Summary: When Bartimaeus received his sight from Jesus, he wanted nothing more than to see Christ, love Christ, and follow Christ.
What Do You Want?
October 29, 2006
If you could have anything on earth, what would it be? What do you want most of all. What is your dream? What would make you incredibly happy? Do you know what I want? When I retire, I want a green metal-flake “Champion Elite” Bass boat with a Cannon Speed-N-Temp Monitor, Tournament 480 Max fishfinder, fully automatic live well, 36 gallon fuel tank, 24 square foot casting deck, 82 lb. thrust trolling motor, trim switch on the steering wheel, Sea Star Hydraulic steering, and a 200 horse outboard motor.

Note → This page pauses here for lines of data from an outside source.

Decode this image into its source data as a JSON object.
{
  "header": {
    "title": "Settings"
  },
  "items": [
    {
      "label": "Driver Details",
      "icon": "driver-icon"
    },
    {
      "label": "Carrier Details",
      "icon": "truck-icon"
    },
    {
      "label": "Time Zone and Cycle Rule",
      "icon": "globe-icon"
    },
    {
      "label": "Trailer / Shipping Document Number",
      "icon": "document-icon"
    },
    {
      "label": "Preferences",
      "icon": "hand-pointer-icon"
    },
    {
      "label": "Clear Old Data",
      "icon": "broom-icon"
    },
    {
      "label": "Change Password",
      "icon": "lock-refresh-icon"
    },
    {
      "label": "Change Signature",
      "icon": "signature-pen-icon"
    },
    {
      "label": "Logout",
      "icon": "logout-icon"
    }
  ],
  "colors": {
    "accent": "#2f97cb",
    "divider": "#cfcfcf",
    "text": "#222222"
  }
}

Perhaps there is more to life than a bass boat. In fact, we can take a lesson in the important things in life and living from an old, blind beggar in the gospel of Mark.

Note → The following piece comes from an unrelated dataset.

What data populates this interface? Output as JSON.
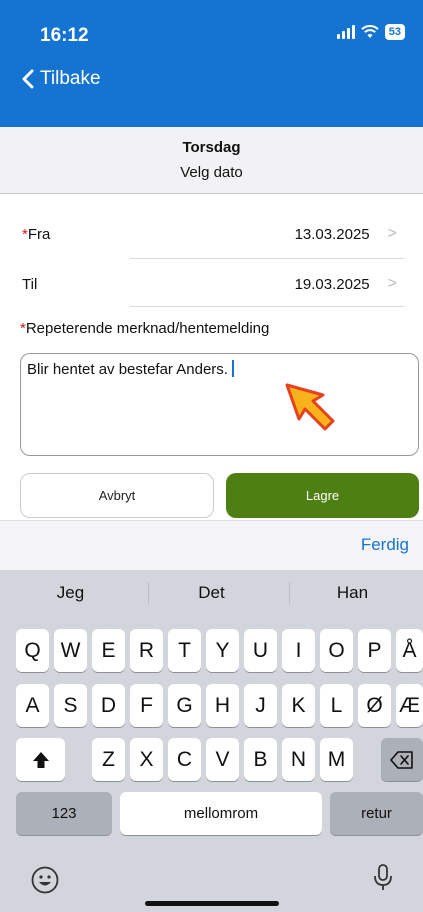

It was at the very tail end of his ministry when Jesus and the disciples were in Capernaum, on the north shore of the Sea of Galilee. Knowing that the time was coming for him to be delivered up and handed over to the authorities in Jerusalem, they headed south to Judea; to the eastern shore of the Jordan River.
Once there, he had a discussion with some Pharisees over the issue of divorce; he gathered some children to him to illustrate the attitude necessary to be welcomed into heaven; he instructed a wealthy young man that the key for heaven for him was to give all that he owned to the poor.
Then they set out from Jerusalem, climbing the steep mountainous road from the river to the capital. On the way, they passed through Jericho, a city which had an ancient history even then. As they left town, they passed by a blind beggar by the name of Bartimaeus. He heard the commotion that always seemed to follow Jesus. My guess is that someone told him who was coming, so when Jesus walked by him, he called out, “Son of David, Jesus! Mercy, have mercy on me!”
One of the things that Toni and I like to do in the summer is get away for a couple of days to Chicago. We find a hotel close to Michigan Avenue. It is fun to walk up and down the Miracle Mile and window shop. I honestly can’t believe that I just said that. But we have a good time. We don’t buy stuff because it’s too expensive. We don’t even eat there. Once we stopped in to the restaurant at the Drake Hotel. After I paid eight bucks for a bowl of tomato soup, we decided that we would look for other places to eat. Usually we head on over to Perillos down on Ontario Street. It’s cattycorner from the Hard Rock Café and is the home of the world famous Chicago hotdog. Or we find a smaller restaurant over on Rush Street or State Street.
One interesting thing that always happens is this. We will be walking along, looking in all the store windows. We’ll stop in at Neiman Marcus or Lord and Taylor. I’ll wonder why anyone would pay eighty-five bucks for a shirt. Then I’ll be taken out of my daydreaming by a homeless beggar on the street. We don’t like to be confronted by beggars, mostly I guess because we don’t like to be reminded that there are people like that among us. It is hard to keep our minds focused on the glitz and glamour of Michigan Avenue when a haggard, smelly homeless person asks you for a dollar. I don’t like to be shaken in my affluence. I don’t like to be reminded that - despite what I tell my Staff-Parish Committee - I am rich indeed.
The Michigan Avenue homeless (they move down to Lower Wacker Drive in the winter) are an intrusion into my comfortable, self-centered, fairly arrogant lifestyle. I think that is what Bartimaeus represented to the Disciples that day in Jericho. He was an intrusion. They were doing important stuff, and there he was by the side of the road, shouting and demanding attention.
The crowd with Jesus acts as though Bartimaeus is indeed an intrusion. When he shouts for Jesus, they hush him up. The louder he shouts, the louder they try to keep him quiet. Perhaps they were feeling that, if beggars have to be seen, as least they don’t have to be heard.
But blind Bartimaeus won’t be deterred. He causes a ruckus until he is noticed. “Son of David, have mercy on me!” He doesn’t care about what other people think. He knows that the Son of God is passing by and he will not be content until he meets him, face to face. That sort of determination and intention puts many of us to shame, doesn’t it?
“Son of David, have mercy on me!” This is a backward looking title that evokes memories of King David and the promises of a Messiah who would come to sit once again on his throne. In fact, the very next recorded incident in the gospel is of the triumphant ride into Jerusalem, when the crowd sings their hosannas at the coming of the King, the Son of David. This blind beggar of Jericho gets a jump on all of the other proclaimers of his Messiahship.